Het woord 'bevinding' staat tegenover de loutere theorie. Iemand kan een hele theologische verhandeling schrijven over de heerlijkheid van het geloof, terwijl je toch aan alles merkt: Hij heeft zelf niet bevonden dat het ook aldus is. Hij kan bv. met alle stelligheid beweren dat wie in Christus gelooft, eeuwig leven ontvangt, terwijl je bij hem niets, ook niet tussen de regels door, bespeurt van dat nieuwe leven dat Christus schenkt.

Hij kan tegenover de r.-k. begripsbepaling van geloven (nl. "Geloven is het aannemen van waarheden") stellen dat geloven het aannemen van Iemand nl. van Jezus Christus is, terwijl je toch moet vaststellen: Het blijkt nergens uit dat hij ook zelf zulk een persoonlijke relatie met Christus heeft, want dan zou hij heel anders geschreven hebben.

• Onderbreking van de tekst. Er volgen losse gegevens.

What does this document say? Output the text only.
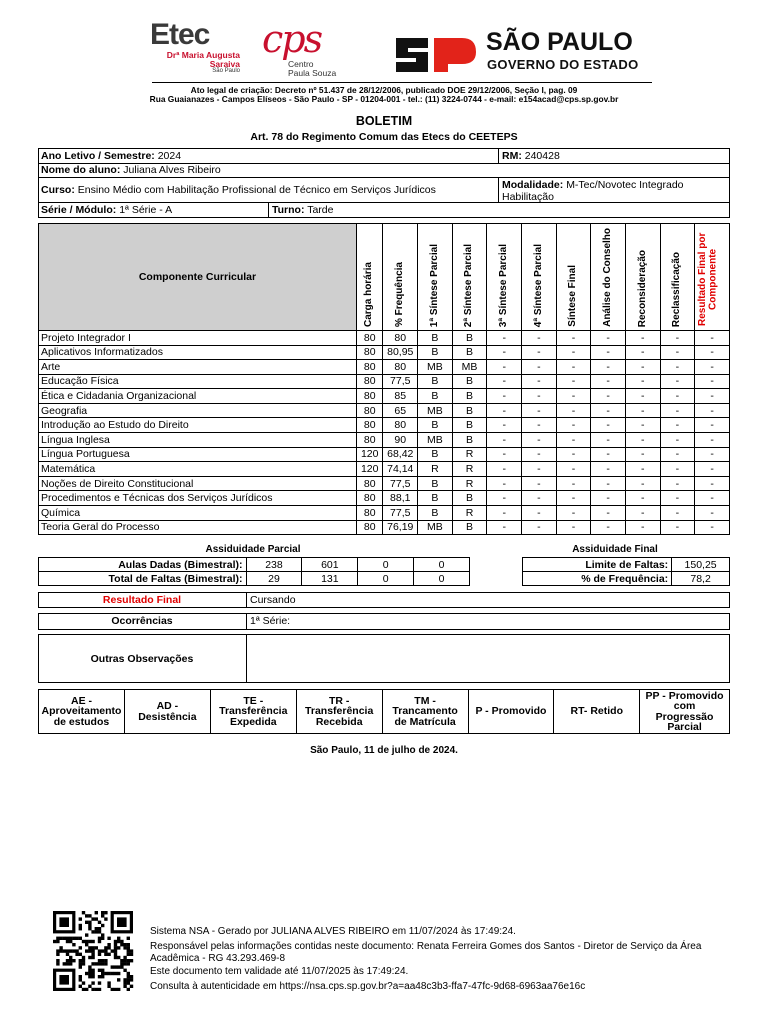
Etec
Drª Maria Augusta
Saraiva
São Paulo
cps
Centro
Paula Souza
SÃO PAULO
GOVERNO DO ESTADO
Ato legal de criação: Decreto nº 51.437 de 28/12/2006, publicado DOE 29/12/2006, Seção I, pag. 09
Rua Guaianazes - Campos Elíseos - São Paulo - SP - 01204-001 - tel.: (11) 3224-0744 - e-mail: e154acad@cps.sp.gov.br
BOLETIM
Art. 78 do Regimento Comum das Etecs do CEETEPS
Ano Letivo / Semestre: 2024	RM: 240428
Nome do aluno: Juliana Alves Ribeiro
Curso: Ensino Médio com Habilitação Profissional de Técnico em Serviços Jurídicos	Modalidade: M-Tec/Novotec Integrado
Habilitação
Série / Módulo: 1ª Série - A	Turno: Tarde
Componente Curricular	Carga horária	% Frequência	1ª Síntese Parcial	2ª Síntese Parcial	3ª Síntese Parcial	4ª Síntese Parcial	Síntese Final	Análise do Conselho	Reconsideração	Reclassificação	Resultado Final por Componente
Projeto Integrador I	80	80	B	B	-	-	-	-	-	-	-
Aplicativos Informatizados	80	80,95	B	B	-	-	-	-	-	-	-
Arte	80	80	MB	MB	-	-	-	-	-	-	-
Educação Física	80	77,5	B	B	-	-	-	-	-	-	-
Ética e Cidadania Organizacional	80	85	B	B	-	-	-	-	-	-	-
Geografia	80	65	MB	B	-	-	-	-	-	-	-
Introdução ao Estudo do Direito	80	80	B	B	-	-	-	-	-	-	-
Língua Inglesa	80	90	MB	B	-	-	-	-	-	-	-
Língua Portuguesa	120	68,42	B	R	-	-	-	-	-	-	-
Matemática	120	74,14	R	R	-	-	-	-	-	-	-
Noções de Direito Constitucional	80	77,5	B	R	-	-	-	-	-	-	-
Procedimentos e Técnicas dos Serviços Jurídicos	80	88,1	B	B	-	-	-	-	-	-	-
Química	80	77,5	B	R	-	-	-	-	-	-	-
Teoria Geral do Processo	80	76,19	MB	B	-	-	-	-	-	-	-
Assiduidade Parcial
Aulas Dadas (Bimestral):	238	601	0	0
Total de Faltas (Bimestral):	29	131	0	0
Assiduidade Final
Limite de Faltas:	150,25
% de Frequência:	78,2
Resultado Final	Cursando
Ocorrências	1ª Série:
Outras Observações
AE -
Aproveitamento
de estudos

AD -
Desistência

TE -
Transferência
Expedida

TR -
Transferência
Recebida

TM -
Trancamento
de Matrícula

P - Promovido	RT- Retido

PP - Promovido
com
Progressão
Parcial
São Paulo, 11 de julho de 2024.
Sistema NSA - Gerado por JULIANA ALVES RIBEIRO em 11/07/2024 às 17:49:24.
Responsável pelas informações contidas neste documento: Renata Ferreira Gomes dos Santos - Diretor de Serviço da Área Acadêmica - RG 43.293.469-8
Este documento tem validade até 11/07/2025 às 17:49:24.
Consulta à autenticidade em https://nsa.cps.sp.gov.br?a=aa48c3b3-ffa7-47fc-9d68-6963aa76e16c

Een man kan wel een hele theoretische uiteenzetting geven over "de" vrouw, maar niet over zijn eigen vrouw. Zo kan iemand die slechts een dogmatisch geloof heeft, heel wat schrijven over Christus als "de" Zaligmaker, maar wanneer Christus door een persoonlijk geloof zijn eigen Zaligmaker is geworden, kan zulk een uiteenzetting nimmer uitsluitend verstandelijk blijven. Iemand die tot bekering is gekomen, spreekt niet slechts "over het" geloof, maar steeds ook "vanuit zijn eigen" geloof.

Bevinding in beperkte zin

Het woord 'bevinding' wordt soms in de beperkte zin gebruikt van: "Ik weet uit een ervaring die door de beproeving bevestigd is, dat ik een waarachtig geloof bezit en dat ik een kind van God ben".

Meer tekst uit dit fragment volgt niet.